Hacker News new | ask | show | jobs
by izacus 1951 days ago
I spent a lot of time in my career implementing and comparing different algorithms based on published papers. This might surprise you but:

- Most of them don't publish any kind of code or only snippets.

- Most of the algorithms are incomplete (think "we add constant M here into equation tuned by an expert"). The chosen constants aren't documented and they're tweaked before publication to maximize results for the given dataset.

- Most results are only good for the chosen dataset and based on very fine tuned constants (which is the reason they're not published). As soon as you apply them to a slightly different dataset they fall apart.

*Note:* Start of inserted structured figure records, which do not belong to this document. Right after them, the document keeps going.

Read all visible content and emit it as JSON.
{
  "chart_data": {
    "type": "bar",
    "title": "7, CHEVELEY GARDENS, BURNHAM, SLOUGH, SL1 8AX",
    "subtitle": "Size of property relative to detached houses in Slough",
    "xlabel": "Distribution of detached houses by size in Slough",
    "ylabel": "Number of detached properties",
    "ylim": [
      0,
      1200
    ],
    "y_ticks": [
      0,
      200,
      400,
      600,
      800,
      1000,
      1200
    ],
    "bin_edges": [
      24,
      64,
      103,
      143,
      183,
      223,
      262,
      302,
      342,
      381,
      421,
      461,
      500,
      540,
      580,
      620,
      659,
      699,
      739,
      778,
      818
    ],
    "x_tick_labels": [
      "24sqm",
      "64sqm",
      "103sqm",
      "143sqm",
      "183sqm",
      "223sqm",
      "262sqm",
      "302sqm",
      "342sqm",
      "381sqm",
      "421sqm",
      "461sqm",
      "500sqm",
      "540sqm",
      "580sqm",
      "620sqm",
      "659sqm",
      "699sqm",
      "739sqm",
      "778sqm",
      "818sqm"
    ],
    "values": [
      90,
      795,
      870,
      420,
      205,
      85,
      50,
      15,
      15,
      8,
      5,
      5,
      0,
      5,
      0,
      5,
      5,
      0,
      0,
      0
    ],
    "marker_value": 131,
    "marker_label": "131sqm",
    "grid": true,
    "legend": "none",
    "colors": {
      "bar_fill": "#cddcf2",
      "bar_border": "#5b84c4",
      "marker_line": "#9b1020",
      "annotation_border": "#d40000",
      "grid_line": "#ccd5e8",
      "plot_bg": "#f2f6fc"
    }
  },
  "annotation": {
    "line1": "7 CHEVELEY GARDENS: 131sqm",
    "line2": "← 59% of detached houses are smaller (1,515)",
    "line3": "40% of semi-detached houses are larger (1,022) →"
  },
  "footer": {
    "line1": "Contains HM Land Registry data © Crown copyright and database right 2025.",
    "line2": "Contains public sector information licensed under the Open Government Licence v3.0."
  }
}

- Even if you get code for a given paper, it's usually a disatrous mess of quality and runs only on the given researchers computer with given version of Windows and a weird patched version of Python they found somewhere in the internet.

There ARE better written papers out there. But most of them are just made to publish "something" and get the publishing metrics up. That means minimum effort for actual research and maximum effort to tweak and tune results to make them look good.

1 comments

It's tragic that academics have no metric for quality in published work.

The only metrics are journal status and citation count, which is partly why we're in this mess.

There should be some form of public post-review attached to all public work, with explicit requirements for rigour and reproducibility.

Some domains - like math - do at least attempt this, more or less. But CS doesn't seem to.

Aside from motivations - now skewed towards business outcomes - the underlying problem is that paper publishing as the gold standard for disseminating new research is a 17th century process and badly needs an update.